Women’s History Month is a great time to highlight transformative female scientists. My focus this year is neuroscientists, and I was overwhelmed by the deep roster. Due to space limitations, I profile only two scientists. Still, many deserve a shoutout for dramatically advancing the field of neurosciences.
Marian Diamond
Imagine a professor walking on campus, carrying a flowered hat box. If it was in the 1960s, and you were at the University of California at Berkeley, you were seeing Professor Marian Diamond, who taught integrative biology, a field she founded that explores the interrelationships between organisms and our physical and biological environment. Inside her hat box would be a preserved brain for lecture purposes. Her passion for teaching helped spawn a generation of biologists.
Diamond’s research focused on the influence environmental factors play on brain development. She ran controlled experiments with rats who shared a cage filled with toys, compared to isolated rats without toys. On the 80th day, she measured their brains’ anatomy and found a 6 percent difference in the cerebral cortex between the two groups.
She repeated the experiment at her colleagues’ behest, for longer (904 days). Daily, she would pet one group but not the other. Again, she found that nurtured rats had a thicker cerebral cortex and increased lifespan. While the mammalian brain is considered a fixed and immutable macrostructure, its cerebral cortex is different, with a flexible microarchitecture that responds to its environment.
This discovery of the changing cerebral cortex opened the doors for what is now understood as the brain’s plasticity. Neurons can be developed at any age by stimulation. Diamond, who coined the expression “use it or lose it,” identified five essential factors to stimulate the brain: good diet, exercise, challenges, newness and love.
Diamond again showed the importance of brain anatomy in studying Einstein’s brain. By analyzing a preserved slice, she discovered that Einstein had more glial cells than neurons in a region responsible for synthesizing information. This was significant because glial cells make one smarter and suggested that anatomical differences accounted for Einstein’s genius.

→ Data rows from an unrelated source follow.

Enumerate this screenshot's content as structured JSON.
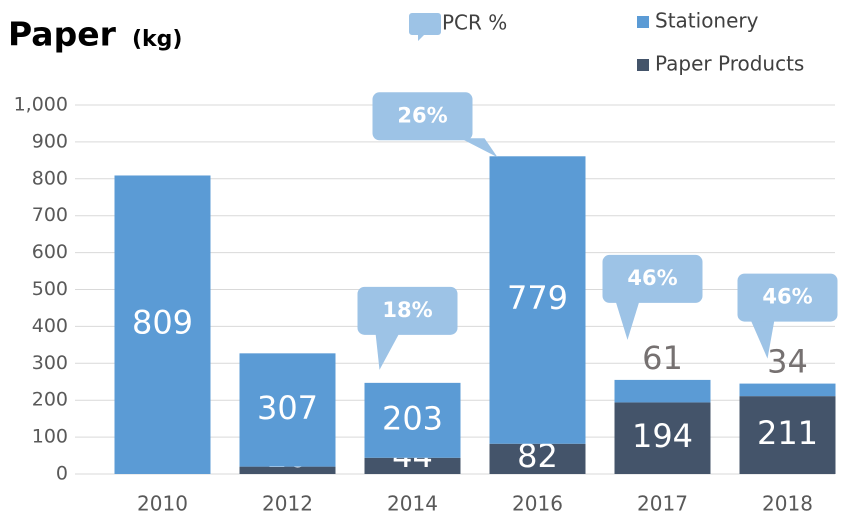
{
  "chart_data": {
    "type": "stacked_bar",
    "title": "Paper",
    "unit": "(kg)",
    "categories": [
      "2010",
      "2012",
      "2014",
      "2016",
      "2017",
      "2018"
    ],
    "series": [
      {
        "name": "Paper Products",
        "color": "#44546a",
        "values": [
          null,
          20,
          44,
          82,
          194,
          211
        ]
      },
      {
        "name": "Stationery",
        "color": "#5b9bd5",
        "values": [
          809,
          307,
          203,
          779,
          61,
          34
        ]
      }
    ],
    "pcr": {
      "name": "PCR %",
      "color": "#9dc3e6",
      "values": [
        null,
        null,
        18,
        26,
        46,
        46
      ],
      "value_labels": [
        null,
        null,
        "18%",
        "26%",
        "46%",
        "46%"
      ]
    },
    "ylim": [
      0,
      1000
    ],
    "yticks": [
      0,
      100,
      200,
      300,
      400,
      500,
      600,
      700,
      800,
      900,
      {
        "value": 1000,
        "label": "1,000"
      }
    ],
    "grid": true
  }
}
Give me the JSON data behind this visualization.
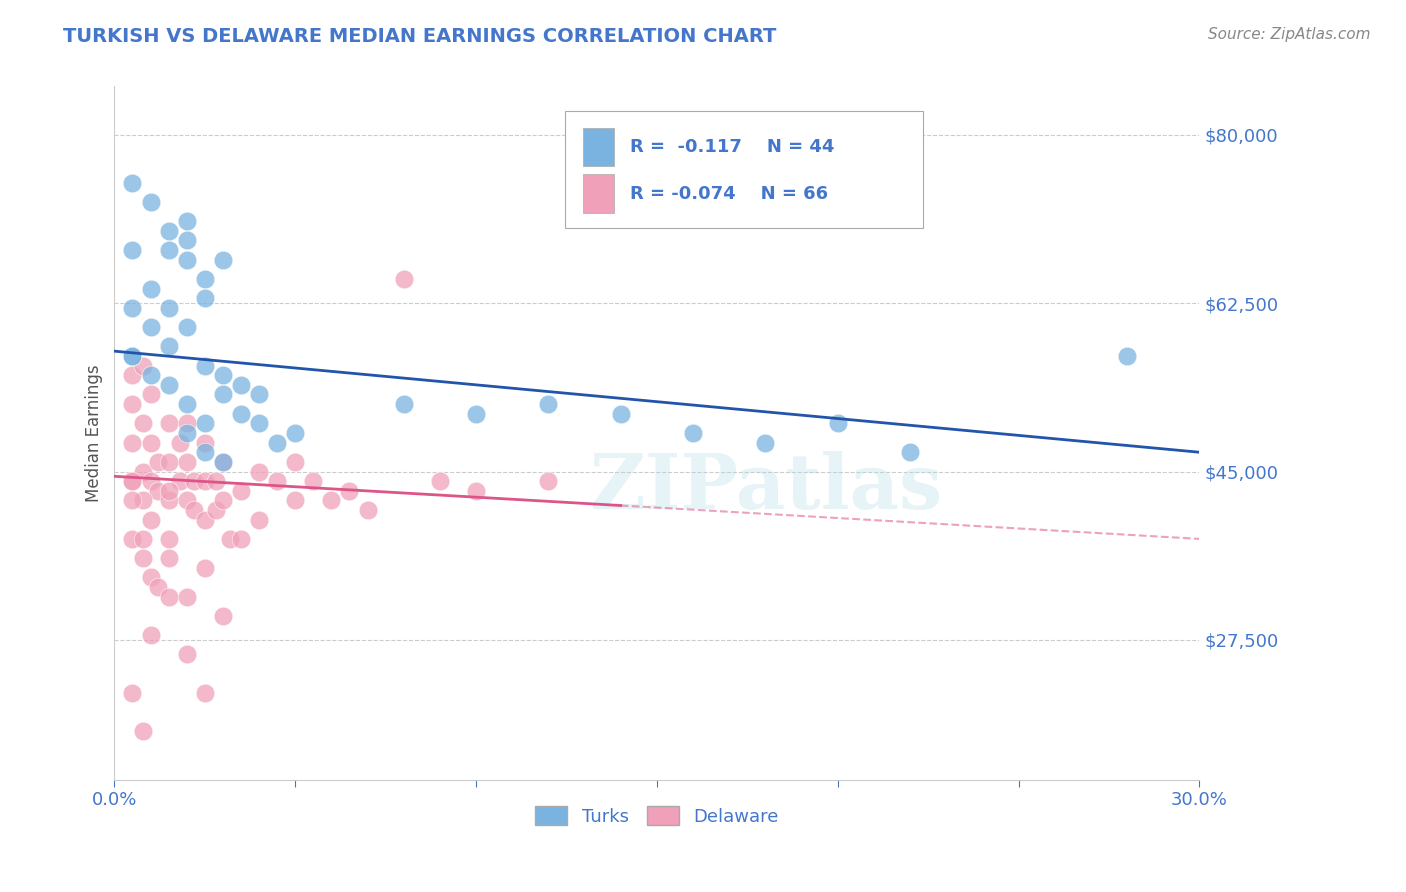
{
  "title": "TURKISH VS DELAWARE MEDIAN EARNINGS CORRELATION CHART",
  "source": "Source: ZipAtlas.com",
  "ylabel": "Median Earnings",
  "xlim": [
    0.0,
    0.3
  ],
  "ylim": [
    13000,
    85000
  ],
  "yticks": [
    27500,
    45000,
    62500,
    80000
  ],
  "ytick_labels": [
    "$27,500",
    "$45,000",
    "$62,500",
    "$80,000"
  ],
  "xticks": [
    0.0,
    0.05,
    0.1,
    0.15,
    0.2,
    0.25,
    0.3
  ],
  "xtick_labels": [
    "0.0%",
    "",
    "",
    "",
    "",
    "",
    "30.0%"
  ],
  "blue_color": "#7ab3e0",
  "pink_color": "#f0a0b8",
  "blue_line_color": "#2255aa",
  "pink_line_color": "#dd5588",
  "axis_label_color": "#4477cc",
  "legend_label1": "Turks",
  "legend_label2": "Delaware",
  "watermark": "ZIPatlas",
  "turks_x": [
    0.005,
    0.01,
    0.015,
    0.015,
    0.02,
    0.02,
    0.02,
    0.025,
    0.025,
    0.03,
    0.005,
    0.01,
    0.01,
    0.015,
    0.015,
    0.02,
    0.025,
    0.03,
    0.035,
    0.04,
    0.005,
    0.01,
    0.015,
    0.02,
    0.025,
    0.03,
    0.035,
    0.04,
    0.045,
    0.05,
    0.08,
    0.1,
    0.12,
    0.14,
    0.16,
    0.18,
    0.2,
    0.22,
    0.28,
    0.005,
    0.02,
    0.025,
    0.03,
    0.005
  ],
  "turks_y": [
    75000,
    73000,
    70000,
    68000,
    71000,
    69000,
    67000,
    65000,
    63000,
    67000,
    62000,
    64000,
    60000,
    62000,
    58000,
    60000,
    56000,
    55000,
    54000,
    53000,
    57000,
    55000,
    54000,
    52000,
    50000,
    53000,
    51000,
    50000,
    48000,
    49000,
    52000,
    51000,
    52000,
    51000,
    49000,
    48000,
    50000,
    47000,
    57000,
    57000,
    49000,
    47000,
    46000,
    68000
  ],
  "delaware_x": [
    0.005,
    0.005,
    0.005,
    0.005,
    0.008,
    0.008,
    0.008,
    0.01,
    0.01,
    0.01,
    0.012,
    0.012,
    0.015,
    0.015,
    0.015,
    0.015,
    0.018,
    0.018,
    0.02,
    0.02,
    0.02,
    0.022,
    0.022,
    0.025,
    0.025,
    0.025,
    0.028,
    0.028,
    0.03,
    0.03,
    0.032,
    0.035,
    0.035,
    0.04,
    0.04,
    0.045,
    0.05,
    0.05,
    0.055,
    0.06,
    0.065,
    0.07,
    0.08,
    0.09,
    0.1,
    0.12,
    0.005,
    0.008,
    0.01,
    0.015,
    0.005,
    0.008,
    0.01,
    0.012,
    0.015,
    0.02,
    0.025,
    0.03,
    0.005,
    0.008,
    0.01,
    0.015,
    0.02,
    0.025,
    0.005,
    0.008
  ],
  "delaware_y": [
    55000,
    52000,
    48000,
    44000,
    56000,
    50000,
    45000,
    53000,
    48000,
    44000,
    46000,
    43000,
    50000,
    46000,
    42000,
    38000,
    48000,
    44000,
    50000,
    46000,
    42000,
    44000,
    41000,
    48000,
    44000,
    40000,
    44000,
    41000,
    46000,
    42000,
    38000,
    43000,
    38000,
    45000,
    40000,
    44000,
    46000,
    42000,
    44000,
    42000,
    43000,
    41000,
    65000,
    44000,
    43000,
    44000,
    44000,
    42000,
    40000,
    43000,
    38000,
    36000,
    34000,
    33000,
    36000,
    32000,
    35000,
    30000,
    42000,
    38000,
    28000,
    32000,
    26000,
    22000,
    22000,
    18000
  ]
}
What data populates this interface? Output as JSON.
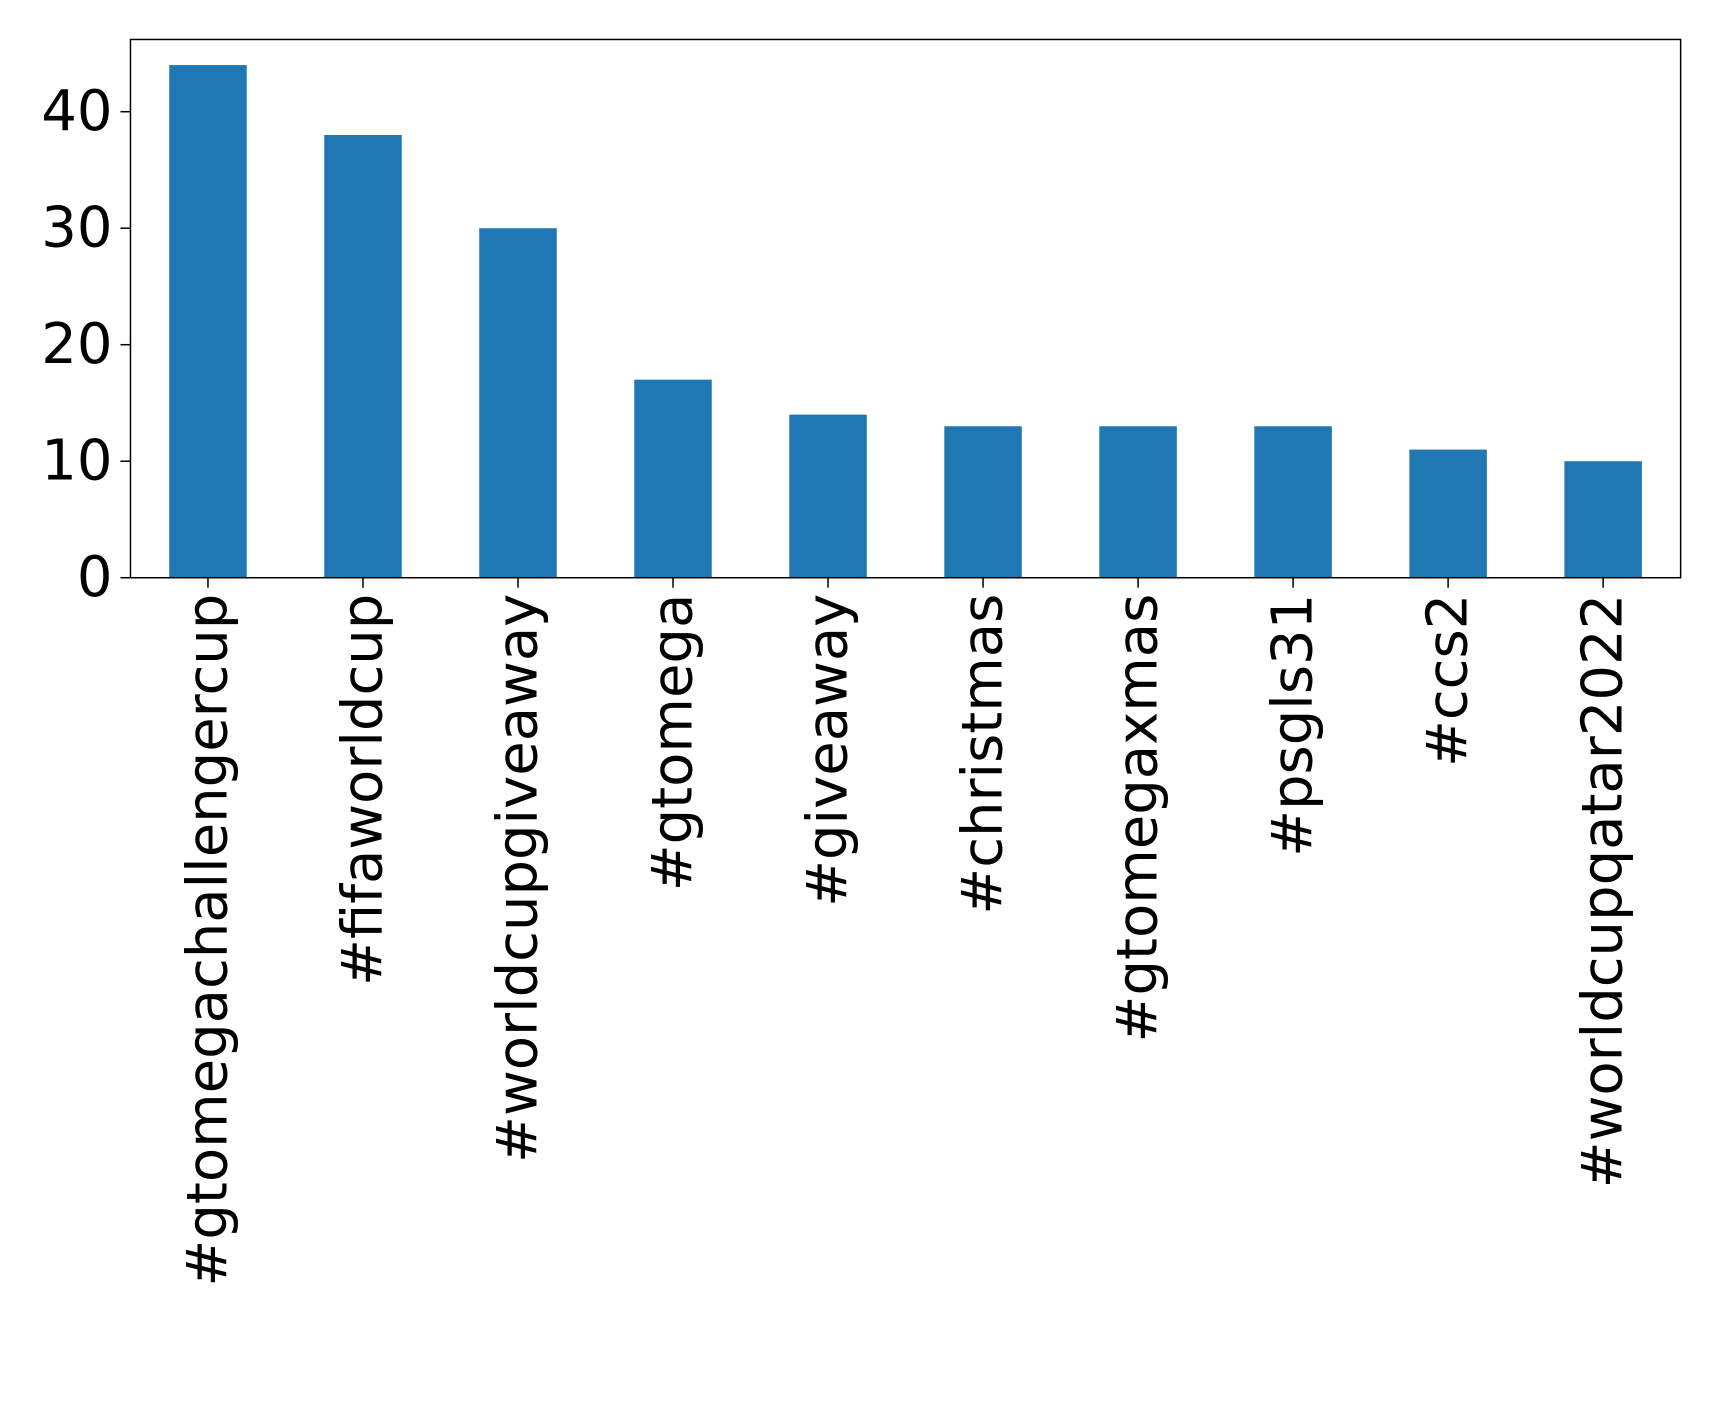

Diamond’s work laid the foundation for understanding how we nurture children and how our behavior affects brain development and preservation.
Rita Levi-Montalcini
Rita Levi-Montalcini achieved fame in 1986, sharing the Noble Prize in Physiology and Medicine with Stanley Cohen for identifying the role of the Nerve Growth Factor (NGF) in spurring tumor growth. Emerging as a scientist during World War II, Levi-Montalcini’s single-minded purpose and ability to overcome obstacles were equally impressive.
Born in 1909 in Turin, Italy, Levi-Montalcini grew up in a traditional Jewish family where she was expected to be a wife and mother. She saw it differently and persuaded her parents to let her study. After observing a family friend die of stomach cancer, Levi-Montalcini decided to pursue medicine. She graduated from Turin Medical School with the highest honors in 1936. While at Turin, Levi-Montalcini and two medical school colleagues studied under Italian histologist Giuseppe Levi, and all three won a Nobel Prize, though separated by years.
Levi-Montalcini was to pursue a program in neurology and psychiatry, but when Mussolini barred Jews from academic and professional careers, Levi-Montalcini set up a research shop at home. Her mentor, Giuseppe Levi, who had escaped the Nazi invasion of Belgium, joined her home lab. Upon reading Viktor Hamburger’s article on the effects of limb removal in chick embryos, Levi-Montalcini found her focus and began work, discovering that nerve cells die when they lack targets. This laid the foundation for her most important research identifying Nerve Growth Factor (NGF).
When Germany invaded Italy in 1942, Levi-Montalcini fled to Florence, where she lived underground and was a medical doctor for war refugees. Only when the war ended could Levi-Montalcini resume her research.
She accepted an invitation in 1946 from Viktor Hamburger to join his team at Washington University. She repeated her experiments, isolating NGF from certain cancerous tissues experiencing extremely rapid growth of nerve cells.
Levi-Montalcini identified NGF as belonging to a group of molecules responsible for developing neurons that also perform maintenance and repair. The discovery of NGF helped pave the way for modern cell biology.
Two pioneers, Marion Diamond and Rita Levi-Montalcini, furthered our understanding of the brain’s plasticity and mechanisms for neuron growth, laying the necessary groundwork for scientists who followed.